After 18 months working on The Frozen Autumn's third album, Emotional Screening Device was released in April 2002 and hailed as the group's best album to date. They decided to leave Eibon Records in 2003 and, while contemplating offers coming in from both Italian and foreign labels, spent over two years on the next album. Is Anybody There? was finally released in September 2005 by the Argentinean label Twilight Records and German label Pandaimonium through Xymox Control.

Merletto has since been working on his video art which has in recent years become an integral part of the band's live shows, while in addition to playing concerts all over Europe and collaborating with various artists, the duo have (as of October 2006) begun the process of reprinting The Frozen Autumn's back catalogue. In 2009, Pale Awakening, Fragments of Memories and Visionary Landscapes were re-printed through Twilight Records. At the same, The Frozen Autumn announced that Ashes is no longer their official fan club. In September 2009, a new official forum was created.

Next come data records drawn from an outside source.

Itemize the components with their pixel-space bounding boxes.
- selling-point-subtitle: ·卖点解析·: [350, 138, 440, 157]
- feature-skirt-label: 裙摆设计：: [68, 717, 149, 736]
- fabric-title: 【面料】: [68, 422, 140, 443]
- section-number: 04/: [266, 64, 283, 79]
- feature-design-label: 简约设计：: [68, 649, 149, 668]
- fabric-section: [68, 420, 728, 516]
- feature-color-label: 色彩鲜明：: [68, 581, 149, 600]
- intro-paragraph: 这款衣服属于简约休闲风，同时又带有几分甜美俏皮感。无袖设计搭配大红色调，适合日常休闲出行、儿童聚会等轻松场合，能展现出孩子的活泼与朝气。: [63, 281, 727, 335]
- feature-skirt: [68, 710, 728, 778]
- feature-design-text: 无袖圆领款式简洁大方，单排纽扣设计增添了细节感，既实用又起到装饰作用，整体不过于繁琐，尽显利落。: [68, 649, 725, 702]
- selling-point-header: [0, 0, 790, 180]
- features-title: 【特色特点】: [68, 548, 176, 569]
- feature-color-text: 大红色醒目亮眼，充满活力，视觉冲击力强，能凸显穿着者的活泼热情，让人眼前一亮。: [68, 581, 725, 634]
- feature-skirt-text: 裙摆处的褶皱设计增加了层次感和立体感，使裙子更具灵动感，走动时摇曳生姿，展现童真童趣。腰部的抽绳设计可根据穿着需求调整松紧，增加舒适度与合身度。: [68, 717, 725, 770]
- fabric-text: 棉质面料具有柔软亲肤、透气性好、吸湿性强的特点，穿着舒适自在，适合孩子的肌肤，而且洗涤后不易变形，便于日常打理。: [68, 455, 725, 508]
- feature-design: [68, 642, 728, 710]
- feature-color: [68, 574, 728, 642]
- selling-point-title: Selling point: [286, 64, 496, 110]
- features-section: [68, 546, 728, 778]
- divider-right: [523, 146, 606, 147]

In December 2009, The Frozen Autumn published on their Facebook a "manifesto against music killers", stating their position on music sharing over the Internet. In the same article they pointed out that they were exploited by someone who they thought as a good friend.

At the end of 2010, a new 10" single, "Rallentears" was released. The song is on their new label, Calembour Records, as a forerunner of their next album, called Chirality, which was released in November 2011.

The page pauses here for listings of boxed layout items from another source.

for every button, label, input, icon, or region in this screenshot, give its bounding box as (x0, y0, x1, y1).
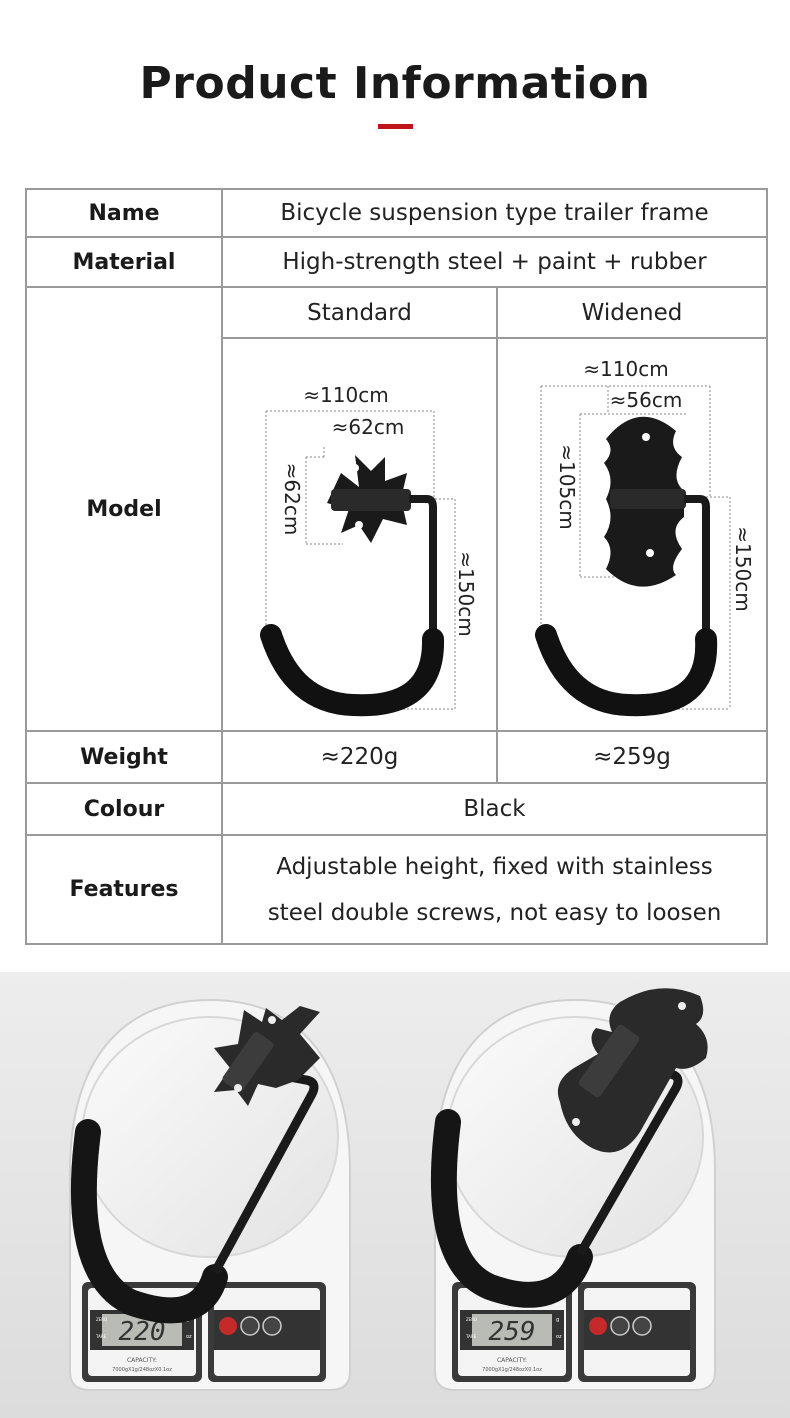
right-scale-model: SF-400 (496, 1296, 528, 1306)
left-unit-g: g (186, 1317, 190, 1323)
left-unit-oz: oz (186, 1334, 192, 1340)
widened-hook-diagram (498, 339, 766, 730)
table-row-colour (26, 783, 767, 835)
standard-hook-diagram (223, 339, 496, 730)
name-label: Name (26, 189, 222, 237)
page-title: Product Information (139, 58, 651, 109)
features-line-2: steel double screws, not easy to loosen (267, 899, 722, 926)
right-unit-oz: oz (556, 1334, 562, 1340)
material-label: Material (26, 237, 222, 287)
left-zero-button (263, 1317, 281, 1335)
right-zero-label: ZERO (466, 1317, 478, 1322)
right-unit-g: g (556, 1317, 560, 1323)
table-row-weight (26, 731, 767, 783)
right-unit-button (589, 1317, 607, 1335)
colour-label: Colour (26, 783, 222, 835)
right-scale (435, 988, 715, 1390)
right-capacity-value: 7000gX1g/248ozX0.1oz (482, 1367, 542, 1373)
widened-diagram-cell (497, 338, 767, 731)
left-zero-label: ZERO (96, 1317, 108, 1322)
weight-label: Weight (26, 731, 222, 783)
right-capacity-label: CAPACITY: (496, 1357, 528, 1364)
standard-diagram-cell (222, 338, 497, 731)
left-scale-reading: 220 (118, 1317, 166, 1347)
right-zero-button (633, 1317, 651, 1335)
features-line-1: Adjustable height, fixed with stainless (276, 853, 713, 880)
table-row-name (26, 189, 767, 237)
widened-height-label: ≈150cm (731, 526, 755, 612)
product-photos (0, 972, 790, 1418)
left-unit-button (219, 1317, 237, 1335)
standard-height-label: ≈150cm (454, 551, 478, 637)
standard-plate-width-label: ≈62cm (331, 415, 405, 439)
model-widened-label: Widened (497, 287, 767, 338)
features-label: Features (26, 835, 222, 944)
model-label: Model (26, 287, 222, 731)
left-tare-label: TARE (96, 1334, 107, 1339)
table-row-features (26, 835, 767, 944)
right-tare-button (611, 1317, 629, 1335)
widened-plate-height-label: ≈105cm (555, 444, 579, 530)
material-value: High-strength steel + paint + rubber (222, 237, 767, 287)
left-tare-button (241, 1317, 259, 1335)
weight-standard: ≈220g (222, 731, 497, 783)
model-standard-label: Standard (222, 287, 497, 338)
widened-plate-width-label: ≈56cm (609, 388, 683, 412)
name-value: Bicycle suspension type trailer frame (222, 189, 767, 237)
table-row-material (26, 237, 767, 287)
spec-table (25, 188, 768, 945)
standard-width-label: ≈110cm (303, 383, 389, 407)
weight-widened: ≈259g (497, 731, 767, 783)
title-underline (378, 124, 413, 129)
colour-value: Black (222, 783, 767, 835)
right-tare-label: TARE (466, 1334, 477, 1339)
right-scale-reading: 259 (488, 1317, 536, 1347)
left-capacity-label: CAPACITY: (126, 1357, 158, 1364)
standard-plate-height-label: ≈62cm (280, 462, 304, 536)
left-capacity-value: 7000gX1g/248ozX0.1oz (112, 1367, 172, 1373)
left-scale-model: SF-400 (126, 1296, 158, 1306)
left-scale (70, 1000, 350, 1390)
features-value (222, 835, 767, 944)
scale-photos-image (0, 972, 790, 1418)
table-row-model-header (26, 287, 767, 338)
widened-width-label: ≈110cm (583, 357, 669, 381)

Many fans of the band ask one another, which is the music genre that best describes The Frozen Autumn, as the band works in various styles such as darkwave, cold wave, gothic and new wave. The duo call their style "frozen wave".

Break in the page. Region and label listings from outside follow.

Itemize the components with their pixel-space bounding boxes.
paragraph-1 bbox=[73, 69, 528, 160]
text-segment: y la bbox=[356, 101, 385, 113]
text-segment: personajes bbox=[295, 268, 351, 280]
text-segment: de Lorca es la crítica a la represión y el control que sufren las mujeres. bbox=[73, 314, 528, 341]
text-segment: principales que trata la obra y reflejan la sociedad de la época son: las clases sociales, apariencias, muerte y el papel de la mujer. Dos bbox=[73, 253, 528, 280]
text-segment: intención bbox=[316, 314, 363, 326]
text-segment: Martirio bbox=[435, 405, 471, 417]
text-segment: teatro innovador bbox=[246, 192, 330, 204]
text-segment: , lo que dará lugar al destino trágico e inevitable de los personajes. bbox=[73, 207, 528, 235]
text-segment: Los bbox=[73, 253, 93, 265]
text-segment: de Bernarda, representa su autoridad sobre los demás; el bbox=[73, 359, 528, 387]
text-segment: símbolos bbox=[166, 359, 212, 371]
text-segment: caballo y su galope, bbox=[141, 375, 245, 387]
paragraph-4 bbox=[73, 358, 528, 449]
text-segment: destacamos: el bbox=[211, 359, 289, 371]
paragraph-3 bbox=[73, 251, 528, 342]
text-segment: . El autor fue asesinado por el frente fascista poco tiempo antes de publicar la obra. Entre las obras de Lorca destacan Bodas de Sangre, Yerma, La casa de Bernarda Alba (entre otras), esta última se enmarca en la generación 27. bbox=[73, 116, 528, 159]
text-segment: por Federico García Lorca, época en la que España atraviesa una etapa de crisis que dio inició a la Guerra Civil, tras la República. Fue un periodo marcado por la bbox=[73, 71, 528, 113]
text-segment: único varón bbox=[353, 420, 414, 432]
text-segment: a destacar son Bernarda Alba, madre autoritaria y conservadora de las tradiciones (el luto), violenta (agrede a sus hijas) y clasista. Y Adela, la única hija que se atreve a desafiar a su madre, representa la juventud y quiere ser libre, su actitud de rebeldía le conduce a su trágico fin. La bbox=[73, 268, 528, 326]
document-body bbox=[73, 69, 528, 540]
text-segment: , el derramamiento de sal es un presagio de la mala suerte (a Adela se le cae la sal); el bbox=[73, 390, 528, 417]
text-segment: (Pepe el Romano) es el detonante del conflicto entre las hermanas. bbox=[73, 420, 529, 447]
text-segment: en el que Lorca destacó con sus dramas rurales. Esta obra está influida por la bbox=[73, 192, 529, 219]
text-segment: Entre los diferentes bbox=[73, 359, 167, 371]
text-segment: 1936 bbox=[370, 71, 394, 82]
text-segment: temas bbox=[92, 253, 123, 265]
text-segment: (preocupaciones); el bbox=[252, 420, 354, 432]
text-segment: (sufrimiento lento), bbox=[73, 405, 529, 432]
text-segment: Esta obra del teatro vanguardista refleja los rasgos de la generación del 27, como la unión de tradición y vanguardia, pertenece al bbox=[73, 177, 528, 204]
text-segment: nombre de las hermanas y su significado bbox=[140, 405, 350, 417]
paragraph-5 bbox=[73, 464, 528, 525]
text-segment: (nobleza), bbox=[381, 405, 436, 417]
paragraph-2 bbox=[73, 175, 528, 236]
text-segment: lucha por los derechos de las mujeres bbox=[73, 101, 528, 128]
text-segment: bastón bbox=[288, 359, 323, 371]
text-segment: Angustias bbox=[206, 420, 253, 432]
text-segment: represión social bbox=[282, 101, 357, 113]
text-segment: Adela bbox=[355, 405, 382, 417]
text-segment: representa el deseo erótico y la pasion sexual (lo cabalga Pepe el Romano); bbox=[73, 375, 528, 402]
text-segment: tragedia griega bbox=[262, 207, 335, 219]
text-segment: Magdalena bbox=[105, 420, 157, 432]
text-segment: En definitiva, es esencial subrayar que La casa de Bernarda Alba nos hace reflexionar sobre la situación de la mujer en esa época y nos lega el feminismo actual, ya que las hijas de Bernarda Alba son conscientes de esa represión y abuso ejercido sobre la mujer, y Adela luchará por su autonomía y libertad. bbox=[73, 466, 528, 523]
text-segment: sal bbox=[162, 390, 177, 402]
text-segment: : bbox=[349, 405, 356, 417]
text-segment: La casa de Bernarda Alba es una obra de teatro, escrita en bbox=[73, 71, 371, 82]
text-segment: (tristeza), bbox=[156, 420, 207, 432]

The Frozen Autumn were to embark on their first visit to America, occurring on the West Coast in Autumn of 2013.

A new EP titled Lie in Wait was released in December 2014 by Calembour Records and this was followed in 2015 by a "best of" compilation vinyl, Time Is Just a Memory on Dark Entries Records.

After working on it since spring-summer 2015, the band's latest album The Fellow Traveller was released on November 3, 2017 by Echozone/Soulfood and Metropolis Records.

===Inspiration===
The Frozen Autumn have stated that labelmates Clan of Xymox have been their main source of inspiration over the years. In 2000, Diego and Arianna were invited by Clan of Xymox founder Ronny Moorings to do a remix of his new track, "There's No Tomorrow", which was included on the single. They collaborated a second time when Moorings remixed "Ashes", which featured as a bonus track on the 2005 album Is Anybody There?. Other influences of the duo include Dead Can Dance, Cocteau Twins, the Sisters of Mercy, Xmal Deutschland, David Sylvian and Depeche Mode.

==Discography==
===Studio albums===
- Pale Awakening (1995) – reprint in 2009
- Fragments of Memories (1997) – reprint in 2009
- Emotional Screening Device (2002) – reprint in 2012
- Is Anybody There? (2005) – reprint in 2013
- Chirality (2011)
- The Fellow Traveller (2017)
- The Shape Of Things To Come (2023)

===Other===
- Visionary Landscapes (1999) – from Diego and Arianna's side-project, Static Movement – reprint in 2009
- The Pale Collection (2000) – re-printed version of Pale Awakening including a remix of "This Time" and one new recording, a cover of Decoded Feedback's "Bio-Vital".
- Rallentears (2010) – limited 10" including three songs from Chirality and a new version of "Wait for Nothing" from Pale Awakening
- Lie in Wait (2014) – EP
- Time Is Just a Memory (2015) – compilation

===DVD===
- Seen from Under Ice (2010)

==Members==
- Diego Merletto (1993–present) – vocals, synthesizers, samplers, programming and effects
- Arianna a.k.a. Froxeanne (1998–present) – vocals, synthesizers, samplers, programming and effects
- Claudio Brosio (1994–1998) – guitar
- Stefano Nieri (2007–2011) – guitar from "Act Noir"
- "The Count" (2009–2013) – synths, samplers, programs, fx from "Nabla Operator"

== Instruments ==
A big part of the group's sound has been attributed to the classic polyphonic synthesizer Elka Synthex (also known for the preset sound that is used by Jean Michel Jarre for his laser harp sound).